OK, a brief aside to explain involuntary and voluntary muscle: involuntary muscles are controlled directly by our nervous system without conscious input from us. They are made up of smooth muscle fibres. Skeletal muscle, under our voluntary control is also regulated by our nervous system, but we are the ones sending the signals to the brain to move or not move. Skeletal muscle is striated. Microscopically, they look very different from each other. Smooth muscles are working away in your body all the time; like for example, in your small intestine as the smooth muscles push food along the digestive tract towards the large intestine (or colon) and out the anus.
It is our voluntary muscle we contract to “hold pee in” You can strengthen this muscle by doing Kegel exercises – for women, flexing the little ring of muscles, inside your vaginal opening. Doing about 25 flexes of this muscle every day well help to prevent urinary incontinence problems when you are older. Men also have a Kegel muscle that allows their penis to stay erect, and controls their ejaculation and of course, help with incontinence. Men can isolate and strengthen this muscle by stopping and starting the flow when urinating. This is the same for women.

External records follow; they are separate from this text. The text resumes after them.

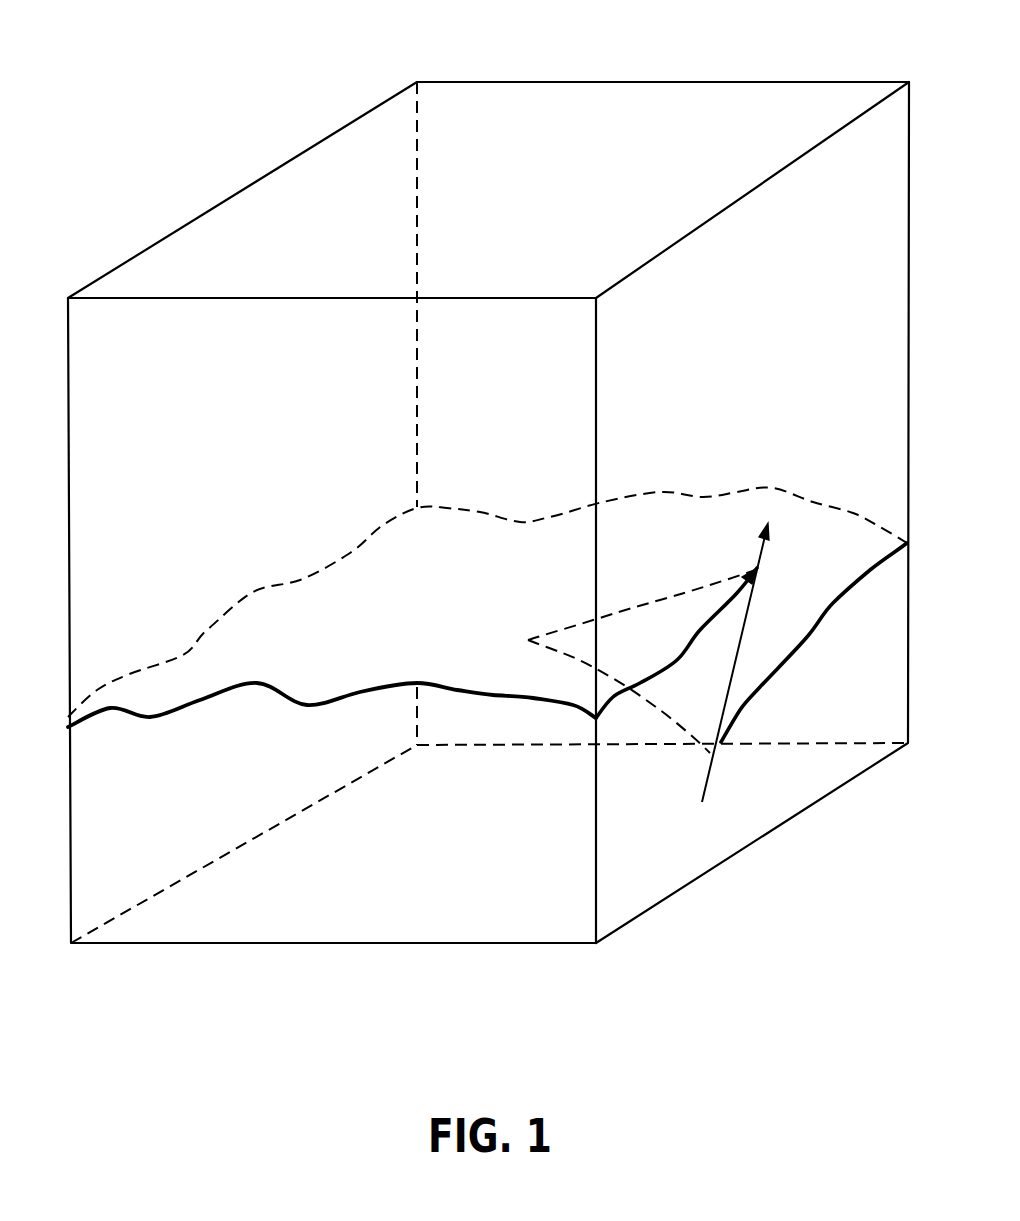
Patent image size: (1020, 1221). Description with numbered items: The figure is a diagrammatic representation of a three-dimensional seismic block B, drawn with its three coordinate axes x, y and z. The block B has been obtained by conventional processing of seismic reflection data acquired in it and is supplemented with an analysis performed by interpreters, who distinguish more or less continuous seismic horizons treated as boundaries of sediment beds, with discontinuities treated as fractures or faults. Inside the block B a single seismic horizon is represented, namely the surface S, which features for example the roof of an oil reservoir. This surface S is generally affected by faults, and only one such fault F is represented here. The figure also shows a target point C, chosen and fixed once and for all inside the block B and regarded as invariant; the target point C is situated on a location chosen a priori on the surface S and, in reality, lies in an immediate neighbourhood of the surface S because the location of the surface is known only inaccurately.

The target point C is at (363, 623).
The fault F is at (735, 662).
The surface S is at (487, 614).
The three-dimensional seismic block B is at (633, 847).
The x axis x is at (596, 298).
The y axis y is at (417, 82).
The z axis z is at (71, 943).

What can go wrong? Well it all boils down to incontinence, but for many different reasons. If you have damaged nerves, you may not be able to receive the PNS’s signals urging you to urinate as is the case with some Parkinson’s and Multiple Sclerosis patients. Your detrusor muscle (involuntary) is controlled by the PNS. If your PNS is damaged, this muscle may not function properly, and the only protection you have is your external muscle; which is likely not strong enough to hold back small outputs of urine. Prostate cancer can damage pelvic nerves resulting in incontinence.

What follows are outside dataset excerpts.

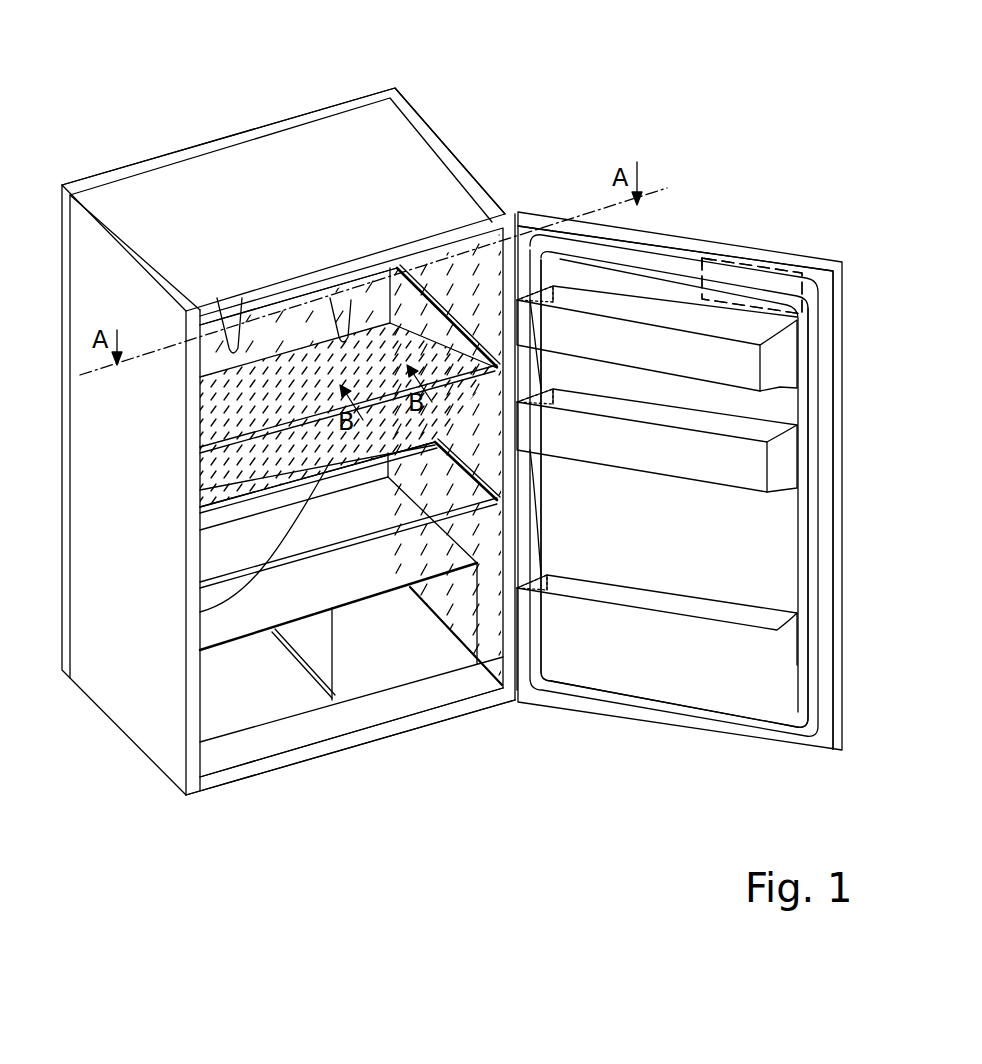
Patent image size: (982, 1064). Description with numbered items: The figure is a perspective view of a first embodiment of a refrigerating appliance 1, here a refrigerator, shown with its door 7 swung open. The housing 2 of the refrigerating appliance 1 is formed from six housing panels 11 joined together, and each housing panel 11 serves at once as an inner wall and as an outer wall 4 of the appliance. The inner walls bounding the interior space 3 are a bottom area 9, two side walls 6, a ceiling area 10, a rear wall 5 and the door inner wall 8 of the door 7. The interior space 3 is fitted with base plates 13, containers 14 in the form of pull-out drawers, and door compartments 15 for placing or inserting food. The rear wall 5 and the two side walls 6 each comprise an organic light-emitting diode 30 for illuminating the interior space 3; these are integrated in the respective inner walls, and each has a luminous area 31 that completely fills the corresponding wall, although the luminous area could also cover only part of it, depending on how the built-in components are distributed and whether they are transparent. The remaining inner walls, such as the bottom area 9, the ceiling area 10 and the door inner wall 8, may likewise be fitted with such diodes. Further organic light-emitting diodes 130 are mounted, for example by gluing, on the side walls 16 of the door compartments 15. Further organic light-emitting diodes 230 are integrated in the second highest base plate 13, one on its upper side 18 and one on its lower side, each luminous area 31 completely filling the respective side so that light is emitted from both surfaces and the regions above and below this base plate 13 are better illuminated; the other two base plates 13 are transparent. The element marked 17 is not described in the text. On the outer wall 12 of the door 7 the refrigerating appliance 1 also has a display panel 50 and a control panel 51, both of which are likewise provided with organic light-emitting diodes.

The refrigerating appliance 1 is at (497, 83).
The housing 2 is at (327, 170).
The interior space 3 is at (200, 375).
The outer wall 4 is at (236, 228).
The rear wall 5 is at (338, 327).
The side wall 6 is at (205, 700).
The door 7 is at (664, 232).
The door inner wall 8 is at (657, 398).
The bottom area 9 is at (355, 725).
The ceiling area 10 is at (224, 330).
The housing panel 11 is at (285, 122).
The outer wall of the door 12 is at (769, 250).
The base plate 13 is at (472, 368).
The container 14 is at (283, 693).
The door compartment 15 is at (717, 667).
The side wall of the door compartment 16 is at (545, 290).
The shelf edge 17 is at (200, 490).
The upper side of the base plate 18 is at (200, 612).
The organic light-emitting diode 30 is at (441, 62).
The luminous area 31 is at (330, 340).
The display panel 50 is at (718, 257).
The control panel 51 is at (752, 286).
The organic light-emitting diode 130 is at (577, 292).
The organic light-emitting diode 230 is at (200, 512).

Sometimes (mostly in women), if you laugh, sneeze or cough, the pressure it creates overcomes both sets of muscles resulting in little spurts of urine coming out. This is called Stress Incontinence and happens mostly in older women – over the age of 60, but can happen younger; say if you have a genetic predisposition to urinary incontinence.
Overactive bladder is diagnosed when you have to pee 8 or more times a day, and are up 1 or 2 times a night. Based on this definition approximately 1 in 6 people in the U.S. have this problem. OAB can be treated with antimuscarinic drugs or through a really cool sounding procedure whereby physicians insert an electrode near the tibial nerve in your leg. An electrical impulse travels to your sacral plexus via your tibial nerve. Recall, that your tibia is a bone in your lower leg. Your sacral plexus is a bundle of nerve fibers responsible for controlling parts of your pelvis and lower extremities. The treatment takes place once a week for 12 weeks. Some patients need more or ongoing treatment. I myself have an overactive bladder, but it doesn’t badly interfere with my life – excepting 11 hour long bus rides in Central Turkey with only one bathroom stop; I have just lived with it without treatment. Please understand, I am not a medical professional and I am not advocating any procedure or treatment, but just seek to educate people about our bodies and how they work. Peace out.